Friday , November 22, 2024

Cardtronics Eyes Long-Term Covid-19 Business Impact and other Digital Transactions News briefs from 5/8/20

  • Cardtronics plc chief executive Edward West pointed to a long-term effect from the Covid-19 pandemic that he said could prove beneficial for the company, the world’s largest ATM operator. “We also believe that this crisis will likely accelerate the trend of bank branch transformation as several leading retail banks have already closed significant portions of their branch locations, and it is unclear how many of these will re-open when the pandemic has passed,” West said in a release discussing the fourth quarter. Cardtronics reported total revenue of $306.6 million, down 4% year over year.
  • Oto Analytics Inc., which does business as Womply, said it is working with Opportunity Insights, a team of researchers and policy analysts at Harvard University, to launch a real-time tracker of Covid-19 economic impact.

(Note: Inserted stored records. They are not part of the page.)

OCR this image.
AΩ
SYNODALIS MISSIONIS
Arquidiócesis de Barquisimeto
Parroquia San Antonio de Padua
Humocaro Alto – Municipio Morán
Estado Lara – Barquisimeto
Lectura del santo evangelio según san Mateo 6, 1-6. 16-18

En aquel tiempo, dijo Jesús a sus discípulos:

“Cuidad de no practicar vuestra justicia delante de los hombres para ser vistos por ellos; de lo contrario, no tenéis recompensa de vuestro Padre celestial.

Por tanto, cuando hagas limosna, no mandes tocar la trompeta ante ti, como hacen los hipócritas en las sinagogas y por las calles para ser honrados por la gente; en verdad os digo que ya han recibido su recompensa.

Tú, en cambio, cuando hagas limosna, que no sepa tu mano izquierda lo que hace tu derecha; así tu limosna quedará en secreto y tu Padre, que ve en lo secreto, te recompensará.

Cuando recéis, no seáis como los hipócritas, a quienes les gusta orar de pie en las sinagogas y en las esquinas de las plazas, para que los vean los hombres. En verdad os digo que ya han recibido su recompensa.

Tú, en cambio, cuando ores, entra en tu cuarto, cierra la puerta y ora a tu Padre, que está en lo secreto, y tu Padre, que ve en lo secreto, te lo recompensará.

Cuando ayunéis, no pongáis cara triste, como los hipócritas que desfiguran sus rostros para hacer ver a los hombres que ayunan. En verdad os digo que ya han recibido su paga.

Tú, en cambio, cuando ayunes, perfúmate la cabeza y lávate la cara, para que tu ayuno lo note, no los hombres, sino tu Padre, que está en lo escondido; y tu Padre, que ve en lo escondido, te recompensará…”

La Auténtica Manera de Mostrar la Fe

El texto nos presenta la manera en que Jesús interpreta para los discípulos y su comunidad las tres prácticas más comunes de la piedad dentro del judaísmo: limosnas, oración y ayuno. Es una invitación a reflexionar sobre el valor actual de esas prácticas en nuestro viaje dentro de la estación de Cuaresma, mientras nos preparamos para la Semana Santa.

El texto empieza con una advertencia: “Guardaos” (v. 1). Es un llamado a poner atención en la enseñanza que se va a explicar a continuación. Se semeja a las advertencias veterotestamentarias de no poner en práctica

  • In collaboration with Social Finance Inc. (SoFi), Samsung Electronics Co. said it will launch this summer a debit card backed by a cash-management account for its 5-year-old Samsung Pay mobile-payments service. The effort is part of a “broader vision” for Samsung Pay, the company said.
  • SpotOn Transact Inc. said it is working with online lender SoFi to help merchants with financial relief programs.

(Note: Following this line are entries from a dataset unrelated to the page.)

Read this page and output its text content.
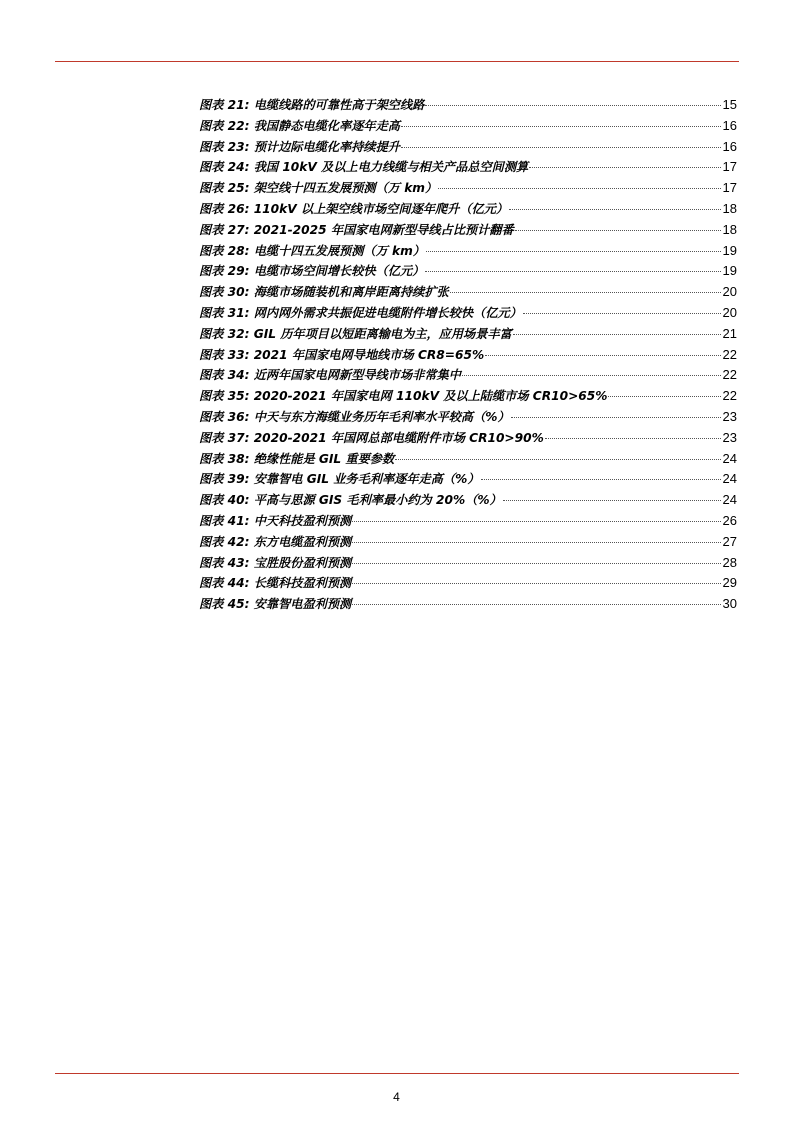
图表 21: 电缆线路的可靠性高于架空线路	15
图表 22: 我国静态电缆化率逐年走高	16
图表 23: 预计边际电缆化率持续提升	16
图表 24: 我国 10kV 及以上电力线缆与相关产品总空间测算	17
图表 25: 架空线十四五发展预测（万 km）	17
图表 26: 110kV 以上架空线市场空间逐年爬升（亿元）	18
图表 27: 2021-2025 年国家电网新型导线占比预计翻番	18
图表 28: 电缆十四五发展预测（万 km）	19
图表 29: 电缆市场空间增长较快（亿元）	19
图表 30: 海缆市场随装机和离岸距离持续扩张	20
图表 31: 网内网外需求共振促进电缆附件增长较快（亿元）	20
图表 32: GIL 历年项目以短距离输电为主，应用场景丰富	21
图表 33: 2021 年国家电网导地线市场 CR8=65%	22
图表 34: 近两年国家电网新型导线市场非常集中	22
图表 35: 2020-2021 年国家电网 110kV 及以上陆缆市场 CR10>65%	22
图表 36: 中天与东方海缆业务历年毛利率水平较高（%）	23
图表 37: 2020-2021 年国网总部电缆附件市场 CR10>90%	23
图表 38: 绝缘性能是 GIL 重要参数	24
图表 39: 安靠智电 GIL 业务毛利率逐年走高（%）	24
图表 40: 平高与思源 GIS 毛利率最小约为 20%（%）	24
图表 41: 中天科技盈利预测	26
图表 42: 东方电缆盈利预测	27
图表 43: 宝胜股份盈利预测	28
图表 44: 长缆科技盈利预测	29
图表 45: 安靠智电盈利预测	30
4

  • The Consumer Choice in Payment Coalition has formed to “advocate for the continued availability of cash as a payment option.” The group is backed by ATM manufacturers, ATM and armored-car trade groups, and consumer advocates.
  • Fifty-three percent of consumers said they’d be willing to switch insurers if they could get instant claim payments, according to a survey of 502 consumers who had filed a claim in the past three years. The survey, sponsored by claim-payment specialist VPay, took place in late January and early February.
  • In its first forecast for Canadian person-to-person payments market, research firm eMarketer Inc. estimates Canada has 6 million users representing 19.7% of the population. That percentage significantly trails the U.S., where 30.6% of the population uses P2P services. One reason for the difference, according to eMarketer, is that while most U.S. providers charge no transaction fees for their basic service, Canada’s dominant P2P service, Interac eTransfer from the Interac Corp. debit network, charges C$1.50 to the funds originator, though financial institutions determine retail pricing.
  • Payments provider Klarna AB said it has integrated with beauty retailer Sephora to enable installment payments on the merchant’s Web site.
  • Bluefin Payment Systems LLC said its Decryption Management Component received point-to-point encryption version 3.0 certification from the PCI Security Standards Council.
  • Four payments companies have formed the European Digital Payments Industry Alliance, an organization tasked with furthering the competition of the Digital Single Market in Europe, which is a European Commission effort to unify separate digital markets into a single entity.